Sadiq Khan declares ‘major incident’ in London as Omicron cases surge
Mayor of London Sadiq Khan has declared a ‘major incident’ in London, amid intensifying rumours of a post-Christmas lockdown across the country.
A major incident is any emergency requiring special arrangements for either the emergency services, the NHS or the local authority.
This follows reports that the highly transmissible Omicron variant now accounts for 80 per cent of new Covid-19 cases in the capital, with 26,000 infections reported in London on Friday.
Khan explained Omicron was now the “dominant variant” in the capital and was having an impact on staff absences in the emergency services across the city.
He said: “I’ve taken the decision, in consultation with our partners, to declare a major incident today. This is a statement of how serious things are.”
The UK suffered three successive record days of Covid-19 cases between Wednesday and Friday.
Numbers fell slightly on Saturday, but remain high with 90,418 cases and 125 deaths over the past 24 hours were reported.
There are also 7,611 people now in hospital who have tested positive for the virus.
Meanwhile,10,000 Omicron cases have officially been confirmed across the UK with seven deaths and 85 hospitalisations.
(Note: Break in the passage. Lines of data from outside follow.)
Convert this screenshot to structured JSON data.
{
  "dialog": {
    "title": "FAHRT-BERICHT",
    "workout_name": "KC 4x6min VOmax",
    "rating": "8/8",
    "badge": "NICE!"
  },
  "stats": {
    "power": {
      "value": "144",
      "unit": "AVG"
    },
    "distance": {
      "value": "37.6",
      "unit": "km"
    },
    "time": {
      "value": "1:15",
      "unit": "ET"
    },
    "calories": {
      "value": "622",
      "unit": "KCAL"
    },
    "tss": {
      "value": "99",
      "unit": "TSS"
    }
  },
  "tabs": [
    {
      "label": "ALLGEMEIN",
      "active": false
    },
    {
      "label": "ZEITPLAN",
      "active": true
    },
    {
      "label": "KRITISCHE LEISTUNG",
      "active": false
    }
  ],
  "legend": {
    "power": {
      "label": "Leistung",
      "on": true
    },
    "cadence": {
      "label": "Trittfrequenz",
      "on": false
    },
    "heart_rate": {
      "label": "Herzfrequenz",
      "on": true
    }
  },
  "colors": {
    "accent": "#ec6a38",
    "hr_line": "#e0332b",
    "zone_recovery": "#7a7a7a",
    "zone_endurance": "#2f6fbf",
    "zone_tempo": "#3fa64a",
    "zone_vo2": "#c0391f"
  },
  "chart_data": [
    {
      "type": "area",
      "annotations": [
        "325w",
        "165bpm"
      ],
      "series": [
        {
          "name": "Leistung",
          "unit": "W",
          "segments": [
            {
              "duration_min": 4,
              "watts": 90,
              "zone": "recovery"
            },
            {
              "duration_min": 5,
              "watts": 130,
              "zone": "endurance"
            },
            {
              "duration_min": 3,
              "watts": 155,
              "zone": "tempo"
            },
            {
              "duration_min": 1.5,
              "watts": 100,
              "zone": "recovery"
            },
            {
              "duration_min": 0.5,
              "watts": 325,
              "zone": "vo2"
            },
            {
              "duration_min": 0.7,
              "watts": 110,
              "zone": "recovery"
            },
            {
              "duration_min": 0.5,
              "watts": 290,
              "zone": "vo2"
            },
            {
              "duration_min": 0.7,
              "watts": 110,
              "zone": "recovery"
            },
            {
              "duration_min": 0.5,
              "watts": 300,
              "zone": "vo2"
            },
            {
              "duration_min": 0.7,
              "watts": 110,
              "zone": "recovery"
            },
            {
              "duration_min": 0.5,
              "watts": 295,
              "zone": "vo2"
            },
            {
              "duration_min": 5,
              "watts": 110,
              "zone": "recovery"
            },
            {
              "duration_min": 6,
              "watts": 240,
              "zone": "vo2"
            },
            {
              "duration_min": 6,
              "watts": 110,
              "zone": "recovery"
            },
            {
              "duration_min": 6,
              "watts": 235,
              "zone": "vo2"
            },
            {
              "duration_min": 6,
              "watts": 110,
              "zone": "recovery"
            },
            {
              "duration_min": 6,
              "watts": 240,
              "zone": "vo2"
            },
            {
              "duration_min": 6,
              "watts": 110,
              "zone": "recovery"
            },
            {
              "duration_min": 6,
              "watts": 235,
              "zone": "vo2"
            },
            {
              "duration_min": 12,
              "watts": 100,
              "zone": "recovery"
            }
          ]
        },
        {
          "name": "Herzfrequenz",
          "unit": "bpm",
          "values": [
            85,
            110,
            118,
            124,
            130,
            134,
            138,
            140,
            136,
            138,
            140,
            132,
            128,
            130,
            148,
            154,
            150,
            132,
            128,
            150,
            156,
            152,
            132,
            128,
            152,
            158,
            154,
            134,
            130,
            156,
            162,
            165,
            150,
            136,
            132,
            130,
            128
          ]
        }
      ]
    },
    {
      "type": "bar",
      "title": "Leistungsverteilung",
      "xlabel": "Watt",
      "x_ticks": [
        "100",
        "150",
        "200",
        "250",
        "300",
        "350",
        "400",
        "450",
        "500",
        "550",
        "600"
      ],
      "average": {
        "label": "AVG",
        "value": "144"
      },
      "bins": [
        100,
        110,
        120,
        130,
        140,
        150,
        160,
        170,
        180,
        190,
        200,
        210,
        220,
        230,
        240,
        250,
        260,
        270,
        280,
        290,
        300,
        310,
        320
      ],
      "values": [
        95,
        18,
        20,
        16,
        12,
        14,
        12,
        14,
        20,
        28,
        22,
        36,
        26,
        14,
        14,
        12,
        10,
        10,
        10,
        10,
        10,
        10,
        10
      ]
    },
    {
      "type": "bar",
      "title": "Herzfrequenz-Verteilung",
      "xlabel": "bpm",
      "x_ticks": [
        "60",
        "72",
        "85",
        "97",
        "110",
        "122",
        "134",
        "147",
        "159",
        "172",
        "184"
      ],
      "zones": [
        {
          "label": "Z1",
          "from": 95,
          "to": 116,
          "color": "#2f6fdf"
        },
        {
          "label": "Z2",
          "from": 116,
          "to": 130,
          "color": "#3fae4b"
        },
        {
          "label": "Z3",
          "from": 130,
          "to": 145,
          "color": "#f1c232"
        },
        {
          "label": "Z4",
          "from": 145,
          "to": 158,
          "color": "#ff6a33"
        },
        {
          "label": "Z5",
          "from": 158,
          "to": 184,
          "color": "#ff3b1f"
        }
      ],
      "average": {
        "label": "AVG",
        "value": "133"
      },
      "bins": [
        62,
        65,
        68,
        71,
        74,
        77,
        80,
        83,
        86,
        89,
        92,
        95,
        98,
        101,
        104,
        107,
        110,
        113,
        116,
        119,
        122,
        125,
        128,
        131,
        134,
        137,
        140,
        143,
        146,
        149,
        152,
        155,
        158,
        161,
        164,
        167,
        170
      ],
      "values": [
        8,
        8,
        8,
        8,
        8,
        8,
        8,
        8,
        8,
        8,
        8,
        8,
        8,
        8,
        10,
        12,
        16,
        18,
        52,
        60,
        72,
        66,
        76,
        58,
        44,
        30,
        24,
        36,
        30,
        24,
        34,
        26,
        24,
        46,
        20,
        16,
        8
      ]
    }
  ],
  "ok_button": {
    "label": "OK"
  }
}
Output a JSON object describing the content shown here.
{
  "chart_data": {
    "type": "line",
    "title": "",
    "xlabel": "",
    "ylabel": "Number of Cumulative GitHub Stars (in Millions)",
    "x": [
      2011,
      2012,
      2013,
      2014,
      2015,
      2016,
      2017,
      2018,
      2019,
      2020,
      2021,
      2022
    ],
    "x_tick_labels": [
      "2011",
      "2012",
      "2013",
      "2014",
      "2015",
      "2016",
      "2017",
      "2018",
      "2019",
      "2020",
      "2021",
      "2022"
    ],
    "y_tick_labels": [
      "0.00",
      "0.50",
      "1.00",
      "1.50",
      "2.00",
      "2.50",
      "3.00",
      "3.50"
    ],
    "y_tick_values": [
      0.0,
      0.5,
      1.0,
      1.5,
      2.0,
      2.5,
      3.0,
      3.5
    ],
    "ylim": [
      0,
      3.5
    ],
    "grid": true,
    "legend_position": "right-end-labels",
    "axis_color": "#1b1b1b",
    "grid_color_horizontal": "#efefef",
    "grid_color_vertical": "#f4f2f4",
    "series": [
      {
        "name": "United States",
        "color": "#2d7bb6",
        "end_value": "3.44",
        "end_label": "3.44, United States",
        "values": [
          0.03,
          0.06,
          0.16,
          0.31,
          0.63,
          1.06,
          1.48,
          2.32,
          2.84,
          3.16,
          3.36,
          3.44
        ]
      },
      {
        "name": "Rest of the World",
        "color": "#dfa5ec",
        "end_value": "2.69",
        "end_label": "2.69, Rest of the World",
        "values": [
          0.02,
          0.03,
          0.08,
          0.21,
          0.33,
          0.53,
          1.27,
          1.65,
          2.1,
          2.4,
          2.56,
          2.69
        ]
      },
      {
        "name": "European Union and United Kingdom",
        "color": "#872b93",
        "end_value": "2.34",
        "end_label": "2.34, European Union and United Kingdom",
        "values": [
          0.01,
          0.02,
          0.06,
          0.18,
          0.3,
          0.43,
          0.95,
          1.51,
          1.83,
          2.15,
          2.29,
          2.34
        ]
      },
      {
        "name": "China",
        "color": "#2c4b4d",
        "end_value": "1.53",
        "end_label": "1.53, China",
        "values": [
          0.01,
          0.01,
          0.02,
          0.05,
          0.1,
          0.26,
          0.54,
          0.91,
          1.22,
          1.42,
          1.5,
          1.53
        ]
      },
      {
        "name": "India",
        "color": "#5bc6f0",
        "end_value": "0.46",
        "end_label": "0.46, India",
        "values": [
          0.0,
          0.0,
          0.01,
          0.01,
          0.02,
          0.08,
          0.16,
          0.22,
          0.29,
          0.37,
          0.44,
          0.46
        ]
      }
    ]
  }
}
The mayor previously made an identical announcement in January when rising COVID-19 cases threatened to overwhelm hospitals.
Soon after, the UK began a three-month lockdown, before embarking on a supposedly irreversible pathway to freedom.
His latest statements follow sustained speculation that ministers are considering ‘Plan C’ restrictions after Christmas – including for potentially two weeks.
This would ban indoor mixing in England except for work for the fortnight after Christmas with pubs and restaurants would be limited to table service outdoors.
SAGE is reportedly pushing for restrictions to come even earlier.
According to The Independent, the group has reportedly been holding emergency talks with cabinet ministers today, warning that waiting until after Christmas to bring in measures could be too late to curb hospitalisations.
Its gloomy modelling warns of potentially 3,000 hospitalisations a day, with the government now openly assessing ‘Plan C’ options.
Prime Minister Boris Johnson is due to chair an emergency committee meeting over the weekend with the devolved administrations in Scotland, Wales and Northern Ireland, which have their own powers over public health.
He has faced extensive political backlash among his own MPs when introducing Plan B measures this Christmas – including Covid-19 passes, mask mandates and compulsory vaccinations for NHS workers.
A hundred Tory MPs rebelled against Covid-19 passes, which they fear will work as vaccine passports, while the Conservative Party suffered a humiliating by-election defeat in North Shropshire.